Sheridan worked in broadcasting for more than 10 years. He started his career at Newstalk as a newsreader and worked as a researcher at Late Lunch Live. In 2009, Sheridan was named Young Irish Filmmaker of the Year and travelled to South Korea for the Seoul International Film Festival. In 2016, he won the Prix CIRCOM Regional Rising Star Award. He presented and reported in RTE's News2day programme for two years before he moved to the UK in 2018 and joined the BBC in Glasgow.

In Glasgow, he was initially employed as a researcher with BBC Scotland. Sheridan later expanded into working as a camera journalist, correspondent and presenter. Sheridan presented programmes including Reporting Scotland, Drivetime, The Nine, Seven Days, Lunchtime Live, Good Morning Scotland, and The Sunday Show.
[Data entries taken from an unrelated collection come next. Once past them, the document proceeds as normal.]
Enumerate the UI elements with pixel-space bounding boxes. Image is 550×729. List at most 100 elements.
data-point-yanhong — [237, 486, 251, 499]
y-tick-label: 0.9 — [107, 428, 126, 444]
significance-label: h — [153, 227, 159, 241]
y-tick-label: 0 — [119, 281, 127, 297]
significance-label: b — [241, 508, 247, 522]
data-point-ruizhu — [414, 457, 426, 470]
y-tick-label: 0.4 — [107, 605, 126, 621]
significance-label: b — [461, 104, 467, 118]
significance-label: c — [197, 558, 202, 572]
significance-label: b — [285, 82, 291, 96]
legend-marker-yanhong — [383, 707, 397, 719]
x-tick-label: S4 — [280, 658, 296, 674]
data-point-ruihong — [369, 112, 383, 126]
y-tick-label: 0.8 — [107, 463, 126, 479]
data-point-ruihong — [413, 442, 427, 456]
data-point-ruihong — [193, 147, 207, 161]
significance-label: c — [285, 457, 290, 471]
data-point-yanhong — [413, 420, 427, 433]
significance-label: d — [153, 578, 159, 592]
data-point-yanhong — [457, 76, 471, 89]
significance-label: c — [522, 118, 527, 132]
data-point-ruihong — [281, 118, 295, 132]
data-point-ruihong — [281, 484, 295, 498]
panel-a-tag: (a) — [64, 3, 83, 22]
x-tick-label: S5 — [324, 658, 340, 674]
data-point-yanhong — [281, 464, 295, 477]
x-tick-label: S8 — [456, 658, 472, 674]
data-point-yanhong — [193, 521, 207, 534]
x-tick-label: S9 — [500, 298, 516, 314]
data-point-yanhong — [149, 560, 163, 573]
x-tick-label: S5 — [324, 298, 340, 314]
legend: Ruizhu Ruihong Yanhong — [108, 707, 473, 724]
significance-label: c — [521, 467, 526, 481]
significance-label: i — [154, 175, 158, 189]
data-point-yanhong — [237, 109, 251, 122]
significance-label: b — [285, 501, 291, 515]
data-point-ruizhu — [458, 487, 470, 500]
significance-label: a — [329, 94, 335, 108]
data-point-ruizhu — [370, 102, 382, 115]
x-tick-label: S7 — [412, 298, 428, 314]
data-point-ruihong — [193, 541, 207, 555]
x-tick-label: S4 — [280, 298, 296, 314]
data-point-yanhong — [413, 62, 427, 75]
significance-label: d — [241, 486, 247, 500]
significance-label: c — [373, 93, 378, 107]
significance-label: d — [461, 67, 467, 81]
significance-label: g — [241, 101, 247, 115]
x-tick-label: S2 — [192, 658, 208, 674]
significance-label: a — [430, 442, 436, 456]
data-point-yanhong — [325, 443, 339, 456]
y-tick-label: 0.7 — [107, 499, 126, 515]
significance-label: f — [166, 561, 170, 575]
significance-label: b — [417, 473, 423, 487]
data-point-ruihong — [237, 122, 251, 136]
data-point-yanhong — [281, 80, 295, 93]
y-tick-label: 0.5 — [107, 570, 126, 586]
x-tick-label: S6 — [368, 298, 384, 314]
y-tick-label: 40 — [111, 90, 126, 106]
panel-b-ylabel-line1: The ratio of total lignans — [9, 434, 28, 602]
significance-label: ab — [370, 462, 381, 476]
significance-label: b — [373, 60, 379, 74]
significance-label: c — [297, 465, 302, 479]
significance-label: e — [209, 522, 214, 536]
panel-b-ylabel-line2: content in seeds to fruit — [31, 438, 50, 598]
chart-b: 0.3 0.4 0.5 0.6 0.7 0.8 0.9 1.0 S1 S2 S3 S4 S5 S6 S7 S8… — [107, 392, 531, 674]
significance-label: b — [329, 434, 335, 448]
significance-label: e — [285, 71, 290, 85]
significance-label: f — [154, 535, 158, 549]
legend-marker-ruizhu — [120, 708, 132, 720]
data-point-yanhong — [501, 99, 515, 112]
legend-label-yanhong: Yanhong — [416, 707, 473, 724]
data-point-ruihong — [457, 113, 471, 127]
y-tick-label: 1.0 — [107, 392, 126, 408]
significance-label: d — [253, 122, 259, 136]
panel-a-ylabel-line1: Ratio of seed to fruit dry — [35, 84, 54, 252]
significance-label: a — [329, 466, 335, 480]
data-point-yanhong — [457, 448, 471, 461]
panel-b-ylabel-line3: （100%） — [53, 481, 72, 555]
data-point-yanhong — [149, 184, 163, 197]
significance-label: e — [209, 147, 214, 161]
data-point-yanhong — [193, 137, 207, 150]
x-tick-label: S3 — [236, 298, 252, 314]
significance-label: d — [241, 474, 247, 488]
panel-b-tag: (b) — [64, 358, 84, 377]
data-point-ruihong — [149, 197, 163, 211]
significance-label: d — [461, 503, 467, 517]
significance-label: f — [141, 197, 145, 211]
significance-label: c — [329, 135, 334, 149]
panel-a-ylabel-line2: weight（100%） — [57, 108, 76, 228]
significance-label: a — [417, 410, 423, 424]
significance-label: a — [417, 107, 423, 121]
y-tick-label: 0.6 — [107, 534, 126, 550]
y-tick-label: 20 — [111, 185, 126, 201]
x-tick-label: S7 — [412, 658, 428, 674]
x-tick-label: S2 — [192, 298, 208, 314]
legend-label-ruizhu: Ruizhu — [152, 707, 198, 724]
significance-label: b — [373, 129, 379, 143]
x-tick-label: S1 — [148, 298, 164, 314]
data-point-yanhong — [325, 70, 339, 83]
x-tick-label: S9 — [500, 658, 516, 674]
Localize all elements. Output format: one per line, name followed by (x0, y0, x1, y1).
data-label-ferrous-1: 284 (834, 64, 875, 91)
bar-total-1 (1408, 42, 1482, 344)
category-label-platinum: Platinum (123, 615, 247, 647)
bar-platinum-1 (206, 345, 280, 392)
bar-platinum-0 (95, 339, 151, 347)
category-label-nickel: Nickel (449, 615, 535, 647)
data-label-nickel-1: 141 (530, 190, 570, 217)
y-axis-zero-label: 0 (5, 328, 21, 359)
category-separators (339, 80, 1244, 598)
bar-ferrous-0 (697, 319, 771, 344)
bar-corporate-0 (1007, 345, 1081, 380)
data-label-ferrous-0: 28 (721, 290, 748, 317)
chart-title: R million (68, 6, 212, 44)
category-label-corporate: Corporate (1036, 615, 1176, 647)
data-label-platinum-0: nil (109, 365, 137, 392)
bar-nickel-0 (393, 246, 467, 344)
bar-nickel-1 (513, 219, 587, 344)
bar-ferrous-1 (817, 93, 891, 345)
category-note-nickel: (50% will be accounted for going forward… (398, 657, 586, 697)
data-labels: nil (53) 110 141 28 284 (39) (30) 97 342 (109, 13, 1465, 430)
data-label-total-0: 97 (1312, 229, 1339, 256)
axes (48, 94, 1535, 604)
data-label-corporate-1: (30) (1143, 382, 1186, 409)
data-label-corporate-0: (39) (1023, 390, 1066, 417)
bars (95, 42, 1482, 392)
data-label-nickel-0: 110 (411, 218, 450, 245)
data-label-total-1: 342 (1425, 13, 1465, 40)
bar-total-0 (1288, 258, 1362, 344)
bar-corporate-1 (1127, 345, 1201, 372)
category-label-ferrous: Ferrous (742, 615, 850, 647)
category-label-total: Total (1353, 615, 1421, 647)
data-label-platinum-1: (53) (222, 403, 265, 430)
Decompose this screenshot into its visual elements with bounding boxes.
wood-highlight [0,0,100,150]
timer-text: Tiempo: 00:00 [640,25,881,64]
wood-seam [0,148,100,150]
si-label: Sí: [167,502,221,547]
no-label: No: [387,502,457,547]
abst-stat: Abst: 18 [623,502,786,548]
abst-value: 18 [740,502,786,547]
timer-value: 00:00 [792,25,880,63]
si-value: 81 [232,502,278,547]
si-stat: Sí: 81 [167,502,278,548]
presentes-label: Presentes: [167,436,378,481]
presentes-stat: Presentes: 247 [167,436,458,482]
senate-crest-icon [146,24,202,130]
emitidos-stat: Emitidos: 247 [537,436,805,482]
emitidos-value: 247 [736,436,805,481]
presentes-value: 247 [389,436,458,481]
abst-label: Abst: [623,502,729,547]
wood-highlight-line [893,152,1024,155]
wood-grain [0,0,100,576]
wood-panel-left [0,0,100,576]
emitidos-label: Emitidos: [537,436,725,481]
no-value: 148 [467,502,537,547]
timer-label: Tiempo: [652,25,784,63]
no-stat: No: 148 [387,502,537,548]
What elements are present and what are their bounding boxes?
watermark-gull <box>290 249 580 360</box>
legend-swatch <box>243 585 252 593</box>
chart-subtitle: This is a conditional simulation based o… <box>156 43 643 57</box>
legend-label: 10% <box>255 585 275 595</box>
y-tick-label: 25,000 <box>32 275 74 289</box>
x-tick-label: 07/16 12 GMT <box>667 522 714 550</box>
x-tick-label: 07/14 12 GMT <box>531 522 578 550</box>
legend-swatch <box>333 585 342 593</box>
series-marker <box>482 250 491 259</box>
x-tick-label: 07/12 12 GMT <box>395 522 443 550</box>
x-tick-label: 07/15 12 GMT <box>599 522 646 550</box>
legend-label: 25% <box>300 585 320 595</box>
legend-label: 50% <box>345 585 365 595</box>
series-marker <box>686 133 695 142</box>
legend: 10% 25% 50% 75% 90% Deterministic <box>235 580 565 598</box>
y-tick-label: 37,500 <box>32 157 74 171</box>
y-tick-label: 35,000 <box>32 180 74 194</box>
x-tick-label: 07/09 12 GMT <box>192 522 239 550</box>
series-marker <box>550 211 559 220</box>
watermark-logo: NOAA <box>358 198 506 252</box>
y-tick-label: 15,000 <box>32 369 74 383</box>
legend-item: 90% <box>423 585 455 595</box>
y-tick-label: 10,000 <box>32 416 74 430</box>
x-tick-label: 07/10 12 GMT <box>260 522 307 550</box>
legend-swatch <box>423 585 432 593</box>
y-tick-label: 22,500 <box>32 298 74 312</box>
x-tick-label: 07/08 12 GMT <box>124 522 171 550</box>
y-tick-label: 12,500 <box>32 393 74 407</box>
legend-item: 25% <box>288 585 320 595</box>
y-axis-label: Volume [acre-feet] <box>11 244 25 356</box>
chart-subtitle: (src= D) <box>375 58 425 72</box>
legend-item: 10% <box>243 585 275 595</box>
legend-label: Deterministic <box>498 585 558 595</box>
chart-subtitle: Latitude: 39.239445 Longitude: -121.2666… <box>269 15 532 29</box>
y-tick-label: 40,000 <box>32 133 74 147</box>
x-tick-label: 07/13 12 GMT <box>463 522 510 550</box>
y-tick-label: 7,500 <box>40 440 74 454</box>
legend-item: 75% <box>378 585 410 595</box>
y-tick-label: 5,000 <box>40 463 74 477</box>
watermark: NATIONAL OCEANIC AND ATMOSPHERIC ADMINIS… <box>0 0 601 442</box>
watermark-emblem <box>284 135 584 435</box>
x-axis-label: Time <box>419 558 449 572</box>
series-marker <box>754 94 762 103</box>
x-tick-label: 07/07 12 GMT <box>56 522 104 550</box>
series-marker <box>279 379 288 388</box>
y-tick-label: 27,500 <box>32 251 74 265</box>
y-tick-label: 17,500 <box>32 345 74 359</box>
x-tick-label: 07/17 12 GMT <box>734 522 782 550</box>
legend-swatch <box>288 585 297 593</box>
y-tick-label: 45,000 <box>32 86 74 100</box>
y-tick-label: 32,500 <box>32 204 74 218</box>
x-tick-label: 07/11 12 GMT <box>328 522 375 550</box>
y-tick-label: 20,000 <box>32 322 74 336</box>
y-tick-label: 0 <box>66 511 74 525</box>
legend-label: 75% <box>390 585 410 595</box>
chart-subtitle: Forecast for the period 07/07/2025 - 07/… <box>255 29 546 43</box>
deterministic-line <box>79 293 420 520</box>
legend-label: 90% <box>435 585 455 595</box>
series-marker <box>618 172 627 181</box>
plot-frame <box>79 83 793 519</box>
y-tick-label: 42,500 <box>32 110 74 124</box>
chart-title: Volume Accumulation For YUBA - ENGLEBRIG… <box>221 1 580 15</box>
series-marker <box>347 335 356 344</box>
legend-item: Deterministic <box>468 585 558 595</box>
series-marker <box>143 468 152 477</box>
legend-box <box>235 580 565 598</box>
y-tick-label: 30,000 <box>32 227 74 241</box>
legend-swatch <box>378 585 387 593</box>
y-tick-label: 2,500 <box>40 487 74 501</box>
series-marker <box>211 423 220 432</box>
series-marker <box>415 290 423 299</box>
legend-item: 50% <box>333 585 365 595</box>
He left working full time there to focus on writing children's books, but continued to work freelance for the BBC.

Sheridan also worked as a broadcast journalist at STV.

In 2021, he released his first book, Breaking News: How to tell what’s real from what’s rubbish. In 2022, he wrote the first book of a trilogy of books, entitled The Case of the Runaway Brain. The book was followed by its 2023 sequel, The Case of the Phantom Treasure. His final book, The Case of the Poisonous Pigs, was published in 2024. Sheridan was also a guest lecturer at the University of West Scotland.

==Personal life and death==
Sheridan came out as gay at the age of 16.

He died in Glasgow on 6 March 2024, at the age of 32. Sheridan had suffered a brain aneurysm on 25 February and was put in an induced coma. A minute of silence was held for him at BBC Scotland offices. First Minister of Scotland Humza Yousaf paid tribute to Sheridan in the Scottish Parliament, describing him as an "extremely talented journalist and author". Sheridan's funeral was held in his home town of Castlebridge on 13 March.